William Stretch Abert (February 1, 1836 – August 25, 1867) was an American officer in the Union Army during the American Civil War.

== Biography ==
Abert was born on February 1, 1836, in Washington, D.C. He was the youngest son of Colonel John James Abert, chief of topographical engineers of the US Army. William Abert was appointed lieutenant in the 4th U.S. Artillery in July 1855. At the beginning of the Civil War, Abert was promoted to captain and assigned to the 3rd U.S. Cavalry before serving as an aide to General George B. McClellan. He participated in the battles of the Peninsula Campaign in spring 1862. After the Battle of Antietam he was promoted to lieutenant-colonel of volunteers and joined the staff of General Nathaniel Banks. After being promoted to colonel, he was given command of the 3rd Massachusetts Heavy Artillery Regiment.
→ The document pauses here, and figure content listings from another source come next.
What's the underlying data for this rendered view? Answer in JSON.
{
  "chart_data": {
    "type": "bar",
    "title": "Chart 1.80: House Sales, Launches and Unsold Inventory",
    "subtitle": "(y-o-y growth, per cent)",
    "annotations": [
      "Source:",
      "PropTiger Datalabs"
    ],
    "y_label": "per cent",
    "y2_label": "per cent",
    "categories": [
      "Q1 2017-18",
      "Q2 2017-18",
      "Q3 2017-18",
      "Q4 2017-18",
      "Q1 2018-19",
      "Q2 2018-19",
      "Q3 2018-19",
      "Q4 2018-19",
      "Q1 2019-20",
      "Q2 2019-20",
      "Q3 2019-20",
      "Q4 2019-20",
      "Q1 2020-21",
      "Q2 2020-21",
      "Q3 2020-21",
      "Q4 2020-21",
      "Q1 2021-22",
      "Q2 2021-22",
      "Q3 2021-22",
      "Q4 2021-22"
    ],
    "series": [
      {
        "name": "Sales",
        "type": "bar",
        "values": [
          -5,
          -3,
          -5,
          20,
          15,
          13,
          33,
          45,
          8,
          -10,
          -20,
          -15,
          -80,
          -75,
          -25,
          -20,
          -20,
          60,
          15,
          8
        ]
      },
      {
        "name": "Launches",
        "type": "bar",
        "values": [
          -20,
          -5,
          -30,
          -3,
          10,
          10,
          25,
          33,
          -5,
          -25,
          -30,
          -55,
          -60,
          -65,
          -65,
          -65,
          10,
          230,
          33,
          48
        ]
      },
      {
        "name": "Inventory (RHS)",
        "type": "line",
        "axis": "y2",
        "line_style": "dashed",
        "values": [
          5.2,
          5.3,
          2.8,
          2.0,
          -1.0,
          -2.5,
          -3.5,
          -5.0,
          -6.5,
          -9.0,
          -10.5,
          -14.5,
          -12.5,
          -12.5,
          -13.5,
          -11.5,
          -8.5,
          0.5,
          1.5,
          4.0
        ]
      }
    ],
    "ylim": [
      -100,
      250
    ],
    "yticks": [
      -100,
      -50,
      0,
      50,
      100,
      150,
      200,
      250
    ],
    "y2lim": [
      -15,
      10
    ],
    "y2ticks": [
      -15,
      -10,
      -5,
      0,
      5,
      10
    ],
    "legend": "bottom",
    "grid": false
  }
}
He was brevetted to Brigadier on March 13, 1865, for "bravery and meritorious service during the war". After the war, he returned to the army and was promoted to major in June 1867 in the United States 7th U.S. Cavalry.

Colonel Abert died on August 25, 1867, in Galveston, Texas, from yellow fever, which was an epidemic on the Gulf Coast at that time, with his death being announced by General Charles Griffin, "paying a high tribute to his memory". He was buried in Rock Creek Cemetery in Washington, D.C.